Bisnis.com, JAKARTA - Harga minyak jatuh pada akhir perdagangan Rabu (Kamis pagi WIB), karena kegagalan negara-negara penghasil minyak utama atau kelompok OPEC+ mencapai kesepakatan mengenai kebijakan produksi memicu kekhawatiran atas ketidakpastian.
Minyak mentah berjangka Brent untuk pengiriman September merosot 1,10 dolar AS atau 1,5 persen, menjadi ditutup pada 73,43 dolar AS per barel.

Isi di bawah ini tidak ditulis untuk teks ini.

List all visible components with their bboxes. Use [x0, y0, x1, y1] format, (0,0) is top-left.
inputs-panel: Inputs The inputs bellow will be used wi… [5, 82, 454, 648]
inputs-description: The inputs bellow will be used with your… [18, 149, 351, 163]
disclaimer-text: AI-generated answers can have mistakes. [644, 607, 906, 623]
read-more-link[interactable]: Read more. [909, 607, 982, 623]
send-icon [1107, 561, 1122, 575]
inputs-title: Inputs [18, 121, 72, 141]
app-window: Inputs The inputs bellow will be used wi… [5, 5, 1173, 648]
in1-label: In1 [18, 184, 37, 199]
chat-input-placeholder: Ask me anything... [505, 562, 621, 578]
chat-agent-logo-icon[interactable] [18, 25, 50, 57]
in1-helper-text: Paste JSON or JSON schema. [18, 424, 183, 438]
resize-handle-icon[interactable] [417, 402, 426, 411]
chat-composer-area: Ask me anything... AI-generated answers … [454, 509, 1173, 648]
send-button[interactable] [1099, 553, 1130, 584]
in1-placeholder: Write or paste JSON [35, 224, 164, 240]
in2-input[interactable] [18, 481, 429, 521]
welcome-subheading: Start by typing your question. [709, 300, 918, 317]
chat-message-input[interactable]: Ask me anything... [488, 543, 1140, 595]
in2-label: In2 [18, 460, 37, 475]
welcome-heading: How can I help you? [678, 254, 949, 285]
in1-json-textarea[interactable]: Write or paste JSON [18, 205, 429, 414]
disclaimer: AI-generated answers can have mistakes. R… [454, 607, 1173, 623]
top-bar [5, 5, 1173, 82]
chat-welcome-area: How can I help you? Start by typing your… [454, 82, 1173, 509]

Sehari sebelumnya Brent juga anjlok 2,63 dolar AS atau 3,4 persen per barel.
Minyak mentah berjangka West Texas Intermediate (WTI) AS terpangkas lagi 1,17 dolar AS atau 1,6 persen, menjadi menetap di 72,20 dolar AS per barel, setelah jatuh 1,79 dolar AS atau 2,4 persen per barel di sesi sebelumnya.
Mengutip Antara, kedua harga acuan minyak mentah menguat lebih dari satu dolar AS per barel di awal sesi, mirip dengan aksi pada Selasa (6/7/2021), tetapi kemudian berbalik jatuh.
Pasar minyak mentah telah bergejolak selama dua hari terakhir setelah gagalnya pembicaraan antara produsen minyak utama Arab Saudi dan Uni Emirat Arab.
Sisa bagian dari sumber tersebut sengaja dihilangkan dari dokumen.